Die Studien zeigten überraschende Ergebnisse. Nur ein Teil der beim Sport zusätzlich verbrannten Kalorien wirkt sich tatsächlich auf den Gesamtstoffwechsel aus. „Im Schnitt manifestieren sich bei einem typischen Menschen nur 72 Prozent der Extrakalorien, die wir durch vermehrte Bewegung verbrauchen, auch im gesamten Energieverbrauch an diesem Tag“, schreiben Careau und seine Kollegen im Fachmagazin Current Biology. Die übrigen 28 Prozent des Kalorienumsatzes werden vollständig abgebaut und tauchen nicht in der Tagesbilanz auf.
Im Labor fand das Team um Careau etwas Überraschendes. Viele der Probanden verbrannten während der zusätzlichen Aktivität erwartungsgemäß mehr Kalorien, der Energieverbrauch sank aber dafür während der Ruhephasen. Mit anderen Worten: Wenn wir uns mehr bewegen, kompensiert der Körper diesen zusätzlichen Energiebedarf, indem er seinen Grundumsatz senkt.
Noch interessanter ist jedoch, dass dieser Ausgleich bei übergewichtigen Menschen zu einem höheren Prozentsatz stattfindet. So verringerte sich bei den übergewichtigen Probanden der Ruheumsatz um fast die Hälfte (49 Prozent) für jede verbrannte Kalorie. Im Umkehrschluss bedeutet dies: Für jede verbrannte Kalorie, spart der Körper eine halbe Kariere im Ruheumsatz ein.

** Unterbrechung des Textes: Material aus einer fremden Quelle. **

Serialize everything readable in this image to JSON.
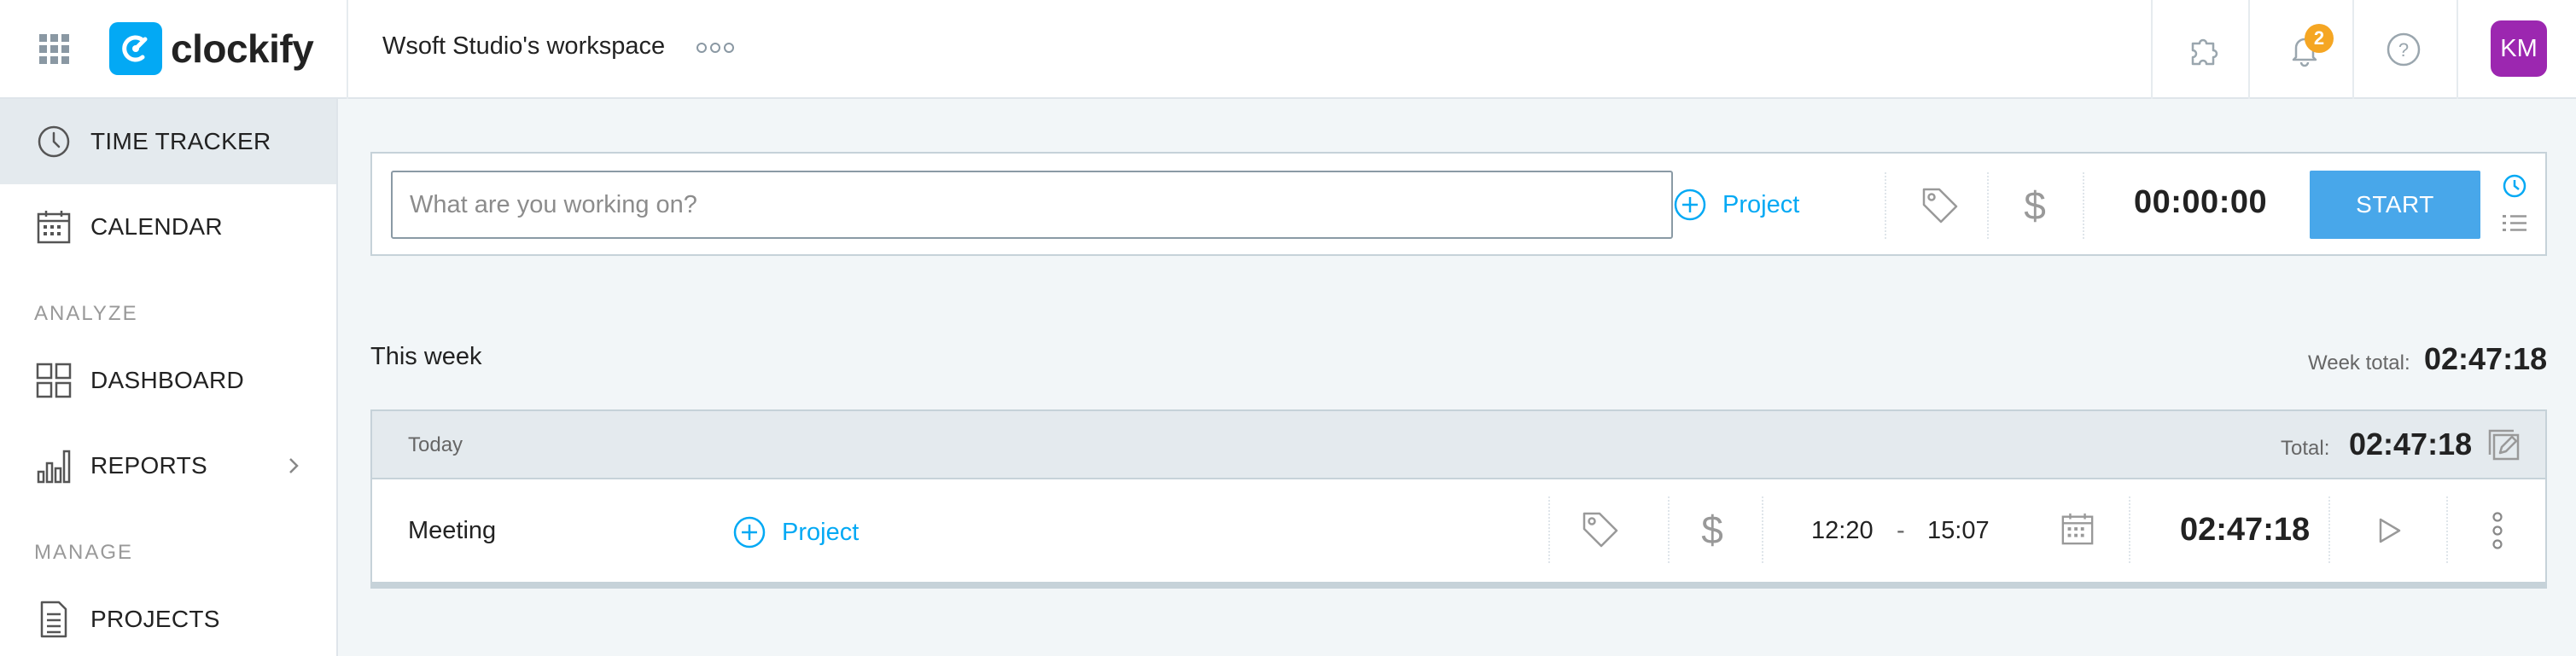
{
  "app": {
    "name": "clockify",
    "workspace": "Wsoft Studio's workspace"
  },
  "header": {
    "notification_count": "2",
    "avatar_initials": "KM",
    "accent": "#03a9f4",
    "avatar_color": "#9c27b0"
  },
  "sidebar": {
    "items": [
      {
        "label": "TIME TRACKER",
        "icon": "clock-icon",
        "active": true
      },
      {
        "label": "CALENDAR",
        "icon": "calendar-icon"
      },
      {
        "label": "DASHBOARD",
        "icon": "dashboard-icon"
      },
      {
        "label": "REPORTS",
        "icon": "bar-chart-icon"
      },
      {
        "label": "PROJECTS",
        "icon": "document-icon"
      }
    ],
    "sections": {
      "analyze": "ANALYZE",
      "manage": "MANAGE"
    }
  },
  "tracker": {
    "placeholder": "What are you working on?",
    "project_label": "Project",
    "timer": "00:00:00",
    "start_label": "START"
  },
  "week": {
    "label": "This week",
    "total_label": "Week total:",
    "total": "02:47:18"
  },
  "group": {
    "label": "Today",
    "total_label": "Total:",
    "total": "02:47:18",
    "entries": [
      {
        "description": "Meeting",
        "project_label": "Project",
        "start": "12:20",
        "separator": "-",
        "end": "15:07",
        "duration": "02:47:18"
      }
    ]
  }
}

Menschen, die mehr Körperfett haben, verändern möglicherweise die Art und Weise, wie ihr Körper Kalorien verwertet, um die zusätzliche Nahrungsaufnahme auszugleichen, berichtet die Forscher. Diese Erkenntnis könnte erklären, warum manche Menschen trotz gleicher Aktivität eher zu Fettleibigkeit neigen als andere - und warum es ihnen so oft nicht gelingt, Gewicht zu verlieren. „Es scheint, dass der Stoffwechsel von Menschen mit mehr Körperfett entweder von vornherein den Zusatzverbrauch stärker kompensiert, oder aber, dass diese Kompensation stärker wird, je mehr jemand zunimmt“, so Careau.
Die Ergebnisse bestätigen, dass es für stark fettleibige Menschen wesentlich mühsamer und schwieriger ist, Gewicht zu verlieren als für andere Menschen. „Die Körper von Menschen mit Fettleibigkeit scheinen besonders effektiv Fettreserven zu speichern“, sagt Mitautor John Speakman. „Bei einigen Unglücklichen kann dies sogar dazu führen, dass sie an Gewicht zunehmen, anstatt es zu verlieren, wenn sie mehr Sport treiben.“
Es ist noch unklar, welche Mechanismen genau hinter dieser erhöhten Kompensation stehen. Aber wenn diese Energiekompensation eine genetische Grundlage hat, könnte es in Zukunft möglich sein, Menschen mit Übergewicht daraufhin zu untersuchen, erklären die Forscher abschließend.